The Suffering of Expectations

I have been thinking about the relationship between expectations and suffering, and this framing popped out recently.

Let’s suppose that there’s a scale of experiences, spanning negative and positive. This scale is relative to the current moment, which we will consider the center of this scale. There’s some way in which we evaluate experiences and determine whether they are positive and negative. Adding the dimension of time, we get this continuum of experience.

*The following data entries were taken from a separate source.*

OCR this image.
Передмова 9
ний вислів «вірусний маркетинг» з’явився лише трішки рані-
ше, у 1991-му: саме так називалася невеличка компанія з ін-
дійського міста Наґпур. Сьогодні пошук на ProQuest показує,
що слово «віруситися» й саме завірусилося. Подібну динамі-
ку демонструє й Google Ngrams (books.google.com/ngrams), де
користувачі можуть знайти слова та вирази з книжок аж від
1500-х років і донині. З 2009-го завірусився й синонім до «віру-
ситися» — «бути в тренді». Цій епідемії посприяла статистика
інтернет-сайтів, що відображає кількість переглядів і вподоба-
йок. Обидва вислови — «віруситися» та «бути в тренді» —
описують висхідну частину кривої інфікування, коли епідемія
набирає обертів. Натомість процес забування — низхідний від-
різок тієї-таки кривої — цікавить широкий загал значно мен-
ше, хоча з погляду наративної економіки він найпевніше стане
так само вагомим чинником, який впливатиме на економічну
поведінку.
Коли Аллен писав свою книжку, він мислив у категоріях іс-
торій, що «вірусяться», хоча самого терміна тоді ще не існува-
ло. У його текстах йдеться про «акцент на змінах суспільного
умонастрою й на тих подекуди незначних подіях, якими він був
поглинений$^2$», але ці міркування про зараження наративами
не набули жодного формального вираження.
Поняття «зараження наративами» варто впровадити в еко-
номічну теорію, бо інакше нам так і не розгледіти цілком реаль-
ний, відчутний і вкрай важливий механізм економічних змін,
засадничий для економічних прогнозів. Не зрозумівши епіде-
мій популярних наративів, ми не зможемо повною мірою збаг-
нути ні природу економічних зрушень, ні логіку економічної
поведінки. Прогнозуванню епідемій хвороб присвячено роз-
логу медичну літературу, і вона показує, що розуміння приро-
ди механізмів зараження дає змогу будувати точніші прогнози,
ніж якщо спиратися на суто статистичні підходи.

Within this continuum, I can now frame our predictions of experiences and their outcomes as expectations. When we predict experiences to happen in a certain way, we create new expectations. When we look at the past and recall our experiences, we evaluate our prior expectations. My guess is that suffering is somehow related to encountering a difference–a delta–between our expectations of experiences and our actual experiences.

At every moment of time, we subconsciously evaluate two expectation deltas.

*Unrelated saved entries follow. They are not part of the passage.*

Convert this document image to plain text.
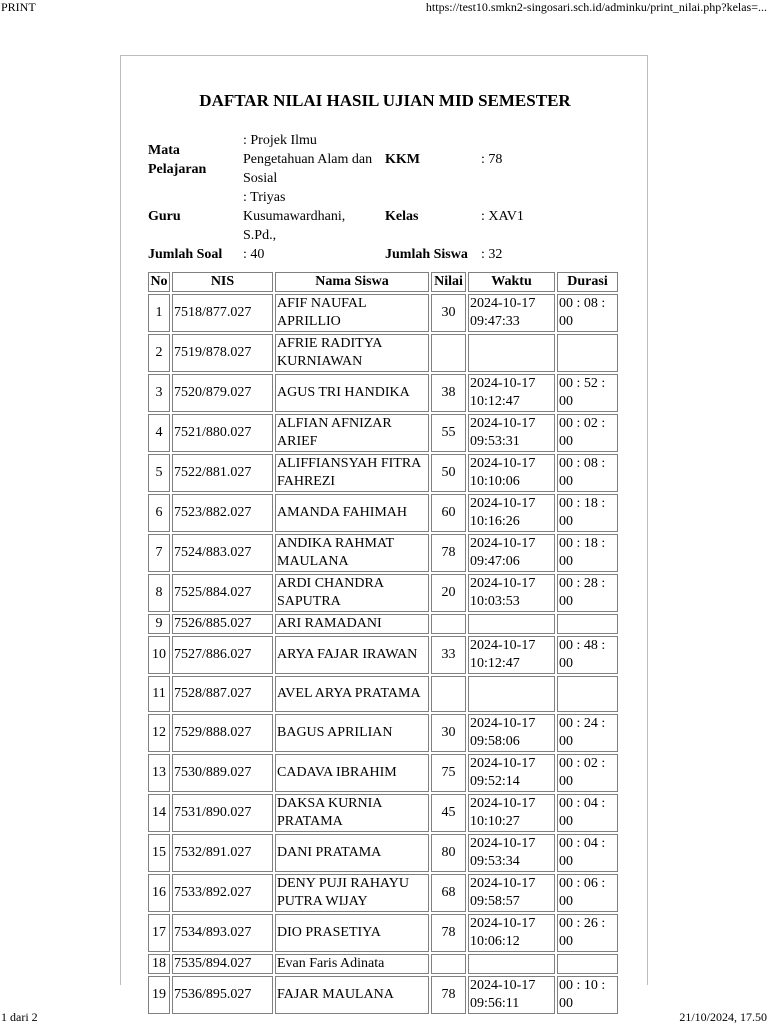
PRINT	https://test10.smkn2-singosari.sch.id/adminku/print_nilai.php?kelas=...
DAFTAR NILAI HASIL UJIAN MID SEMESTER
Mata Pelajaran	: Projek Ilmu Pengetahuan Alam dan Sosial	KKM	: 78
Guru	: Triyas Kusumawardhani, S.Pd.,	Kelas	: XAV1
Jumlah Soal	: 40	Jumlah Siswa	: 32
No	NIS	Nama Siswa	Nilai	Waktu	Durasi
1	7518/877.027	AFIF NAUFAL APRILLIO	30	2024-10-17 09:47:33	00 : 08 : 00
2	7519/878.027	AFRIE RADITYA KURNIAWAN			
3	7520/879.027	AGUS TRI HANDIKA	38	2024-10-17 10:12:47	00 : 52 : 00
4	7521/880.027	ALFIAN AFNIZAR ARIEF	55	2024-10-17 09:53:31	00 : 02 : 00
5	7522/881.027	ALIFFIANSYAH FITRA FAHREZI	50	2024-10-17 10:10:06	00 : 08 : 00
6	7523/882.027	AMANDA FAHIMAH	60	2024-10-17 10:16:26	00 : 18 : 00
7	7524/883.027	ANDIKA RAHMAT MAULANA	78	2024-10-17 09:47:06	00 : 18 : 00
8	7525/884.027	ARDI CHANDRA SAPUTRA	20	2024-10-17 10:03:53	00 : 28 : 00
9	7526/885.027	ARI RAMADANI			
10	7527/886.027	ARYA FAJAR IRAWAN	33	2024-10-17 10:12:47	00 : 48 : 00
11	7528/887.027	AVEL ARYA PRATAMA			
12	7529/888.027	BAGUS APRILIAN	30	2024-10-17 09:58:06	00 : 24 : 00
13	7530/889.027	CADAVA IBRAHIM	75	2024-10-17 09:52:14	00 : 02 : 00
14	7531/890.027	DAKSA KURNIA PRATAMA	45	2024-10-17 10:10:27	00 : 04 : 00
15	7532/891.027	DANI PRATAMA	80	2024-10-17 09:53:34	00 : 04 : 00
16	7533/892.027	DENY PUJI RAHAYU PUTRA WIJAY	68	2024-10-17 09:58:57	00 : 06 : 00
17	7534/893.027	DIO PRASETIYA	78	2024-10-17 10:06:12	00 : 26 : 00
18	7535/894.027	Evan Faris Adinata			
19	7536/895.027	FAJAR MAULANA	78	2024-10-17 09:56:11	00 : 10 : 00
1 dari 2	21/10/2024, 17.50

The first delta is the prediction error. It’s the difference between what I expected to happen now and what really happened. Let’s say that the prediction error value is positive when my expectations were exceeded–that is, when what really happened was better than what I expected to happen.

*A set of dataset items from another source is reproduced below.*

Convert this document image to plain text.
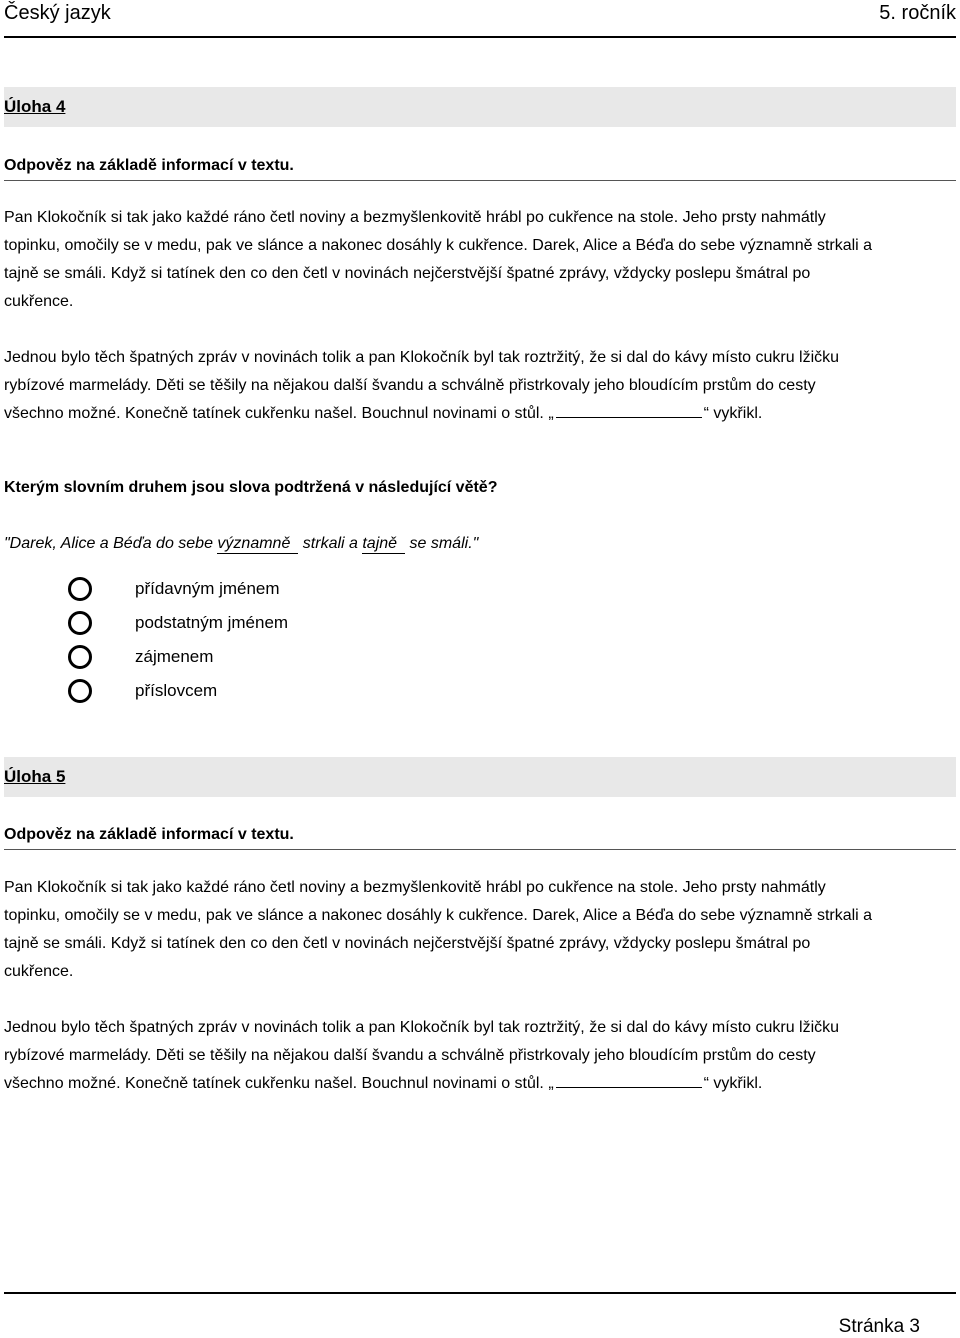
Český jazyk	5. ročník
Úloha 4
Odpověz na základě informací v textu.
Pan Klokočník si tak jako každé ráno četl noviny a bezmyšlenkovitě hrábl po cukřence na stole. Jeho prsty nahmátly
topinku, omočily se v medu, pak ve slánce a nakonec dosáhly k cukřence. Darek, Alice a Béďa do sebe významně strkali a
tajně se smáli. Když si tatínek den co den četl v novinách nejčerstvější špatné zprávy, vždycky poslepu šmátral po
cukřence.
Jednou bylo těch špatných zpráv v novinách tolik a pan Klokočník byl tak roztržitý, že si dal do kávy místo cukru lžičku
rybízové marmelády. Děti se těšily na nějakou další švandu a schválně přistrkovaly jeho bloudícím prstům do cesty
všechno možné. Konečně tatínek cukřenku našel. Bouchnul novinami o stůl. „	“ vykřikl.
Kterým slovním druhem jsou slova podtržená v následující větě?
"Darek, Alice a Béďa do sebe významně strkali a tajně se smáli."
přídavným jménem
podstatným jménem
zájmenem
příslovcem
Úloha 5
Odpověz na základě informací v textu.
Pan Klokočník si tak jako každé ráno četl noviny a bezmyšlenkovitě hrábl po cukřence na stole. Jeho prsty nahmátly
topinku, omočily se v medu, pak ve slánce a nakonec dosáhly k cukřence. Darek, Alice a Béďa do sebe významně strkali a
tajně se smáli. Když si tatínek den co den četl v novinách nejčerstvější špatné zprávy, vždycky poslepu šmátral po
cukřence.
Jednou bylo těch špatných zpráv v novinách tolik a pan Klokočník byl tak roztržitý, že si dal do kávy místo cukru lžičku
rybízové marmelády. Děti se těšily na nějakou další švandu a schválně přistrkovaly jeho bloudícím prstům do cesty
všechno možné. Konečně tatínek cukřenku našel. Bouchnul novinami o stůl. „	“ vykřikl.
Stránka 3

When my expectations were unmet–what happened was worse than what I expected to happen, let’s say that the prediction error value is negative.

The second delta is the expectation gradient, or the difference between what I expect to happen in the future and what is currently happening. Let’s say that the expectation gradient value is positive when I expect better things to happen in the future …

… and the value is negative when I expect the future to bring worse things.

There’s something about these negative deltas. The bigger they are, the more inaccurate the prediction, whether in the past or in the future. The less accurate the predictions, the stronger the signal about the inaccuracy of the model that was used to issue these predictions. I wonder if we humans interpret that signal as suffering. We are wired to reduce the strength of this signal, to reduce the suffering. And boy, do we try.